Miguel Arcanjo Prado – Foram quantos dias na Lituânia? Qual sua impressão do país e de seus habitantes? E do teatro de lá?
Rodolfo García Vázquez – Nunca tinha estado na Lituânia. É um país com forte tradição teatral, apesar de pequeno e pouco divulgado nos grandes centros europeus. Alguns de seus diretores e diretoras dirigem em grandes salas da Europa. O encontro foi em Vilnius, capital da Lituânia, uma cidade cheia de encantos e história. As pessoas se surpreendiam quando descobriam que eu era brasileiro e faziam muitas perguntas, pois recebem poucos turistas brasileiros por lá, e os trópicos sempre exercem um grande fascínio do imaginário dos países mais ao norte da Europa. O teatro lituano é muito antenado com os movimentos europeus. O que mais me surpreendeu foi o trabalho que desenvolvem com o teatro para a primeira infância. Vi um pequeno experimento com teatro para bebês e crianças até 4 anos de idade que considerei bastante sensível e comprometido.
Miguel Arcanjo Prado – Você era o único brasileiro e latino-americano no congresso?
Rodolfo García Vázquez – O congresso era formado por pedagogos e estudantes de cursos de direção teatral de universidades de sete países do norte da Europa (Alemanha, Dinamarca, Finlândia, Lituânia, Noruega, Islândia e Suécia). A SP Escola de Teatro e sua parceira MT Escola de Teatro eram as únicas instituições de fora da Europa. É uma grande honra para a Adaap poder participar de um fórum internacional desse porte.

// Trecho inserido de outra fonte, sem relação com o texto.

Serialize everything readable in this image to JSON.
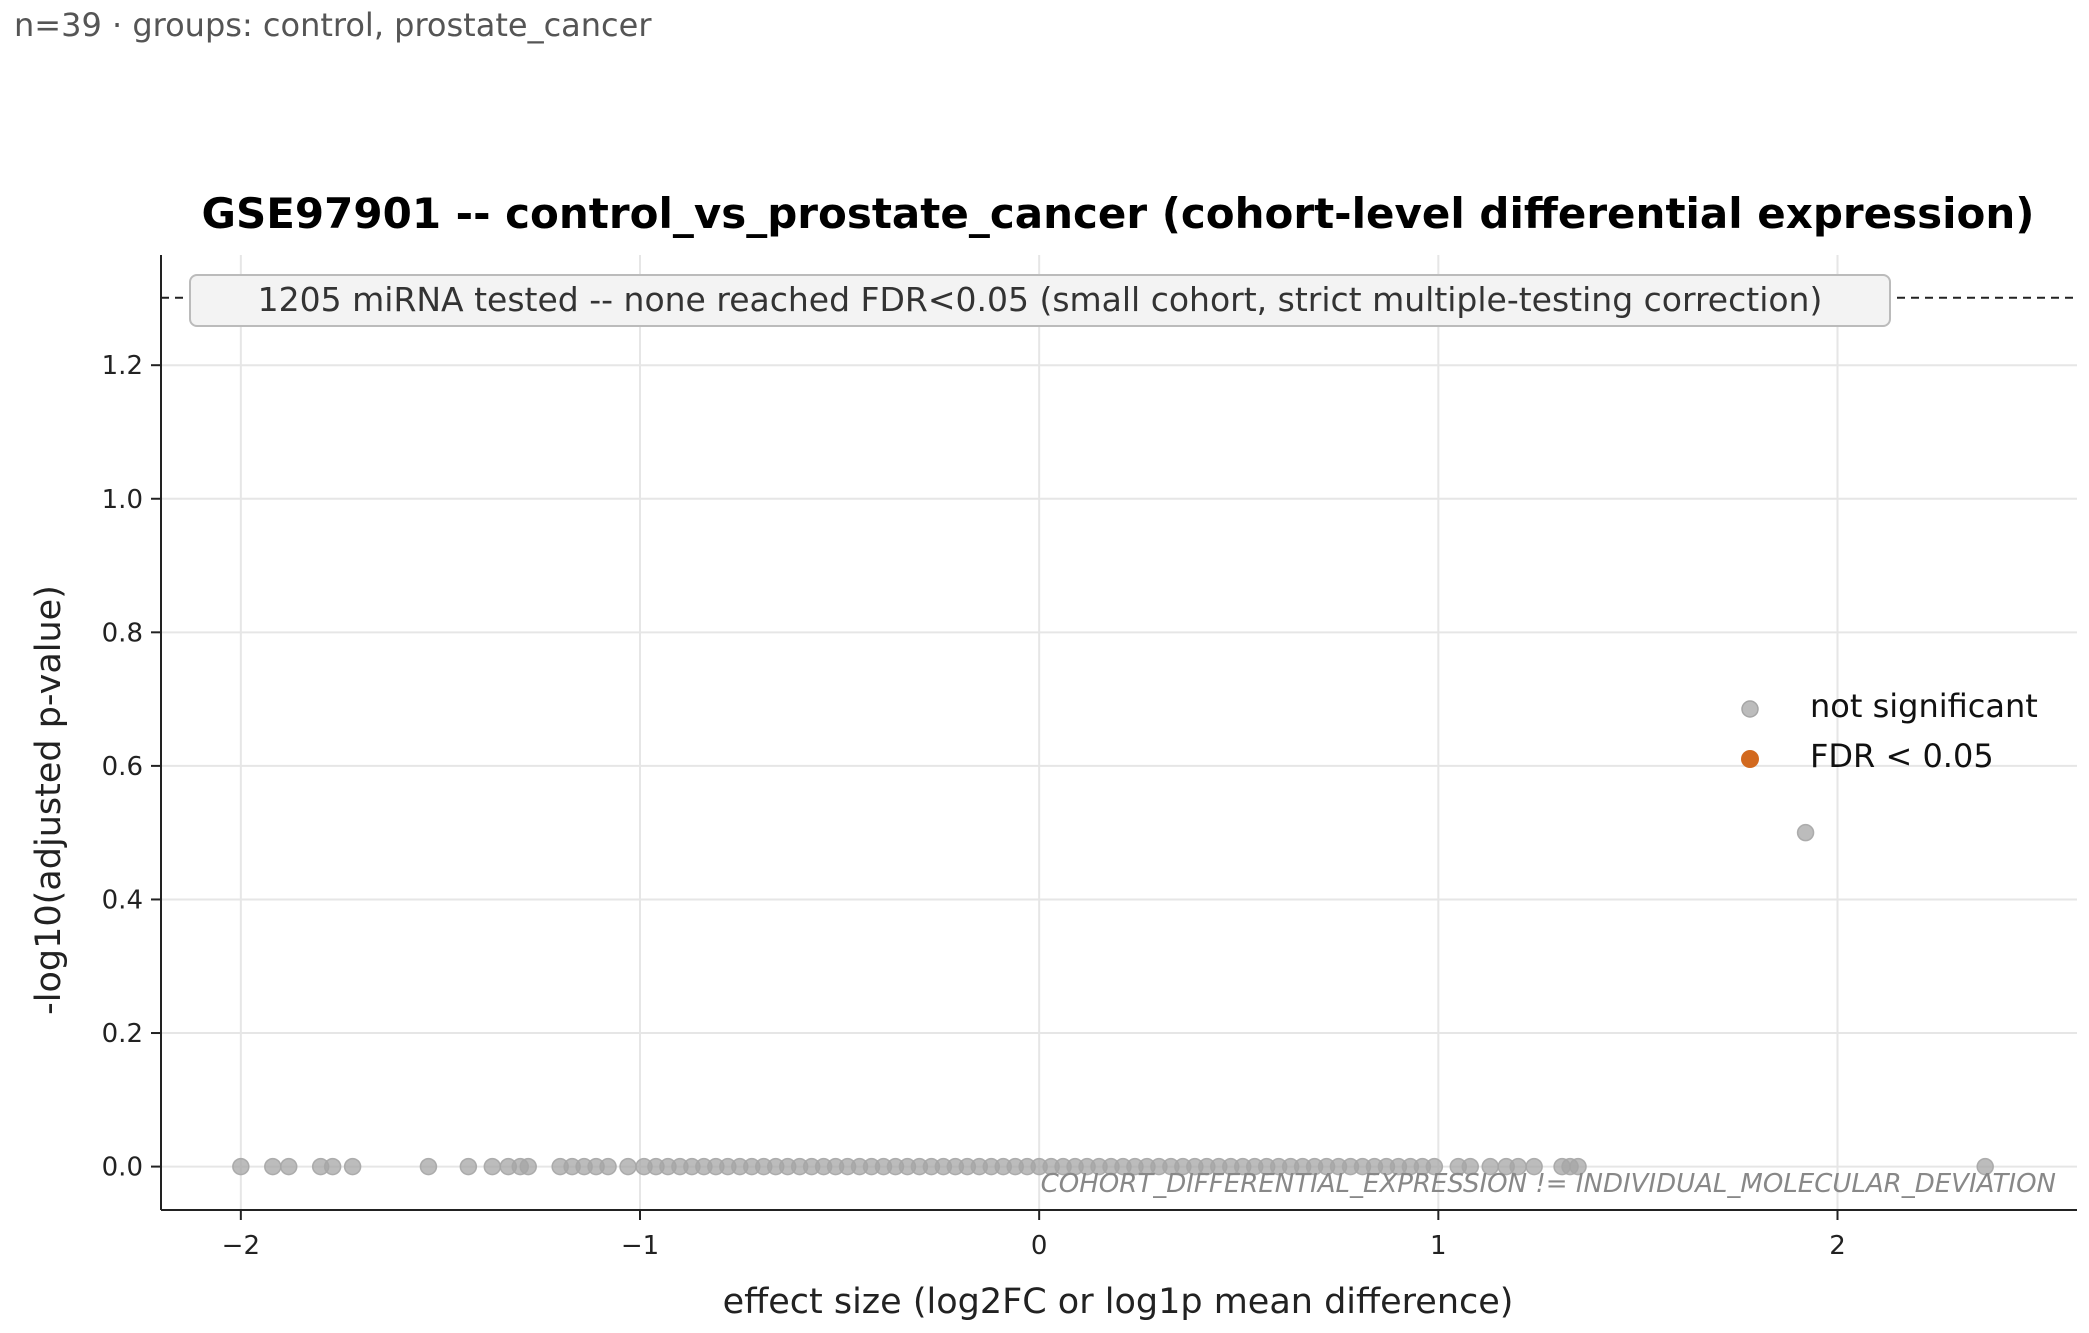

Miguel Arcanjo Prado – Qual a importância dessa viagem para você como diretor do Satyros e também como doutorando na ECA-USP e coordenador do curso de Direção na SP Escola de Teatro?
Rodolfo García Vázquez – Acredito que é fundamental a participação do Brasil em um momento de grandes desafios para o teatro mundial, onde muitos dos alicerces da tradição do fazer teatral estão sendo questionados. Carregamos um passado de opressão colonial que afetou diretamente a evolução histórica do teatro brasileiro. Estamos decolonizando esse fazer de forma exemplar, como vem fazendo a SP Escola de Teatro desde sua fundação há mais de dez anos. E essa é uma contribuição fundamental que nós podemos levar para o centro do debate do teatro mundial.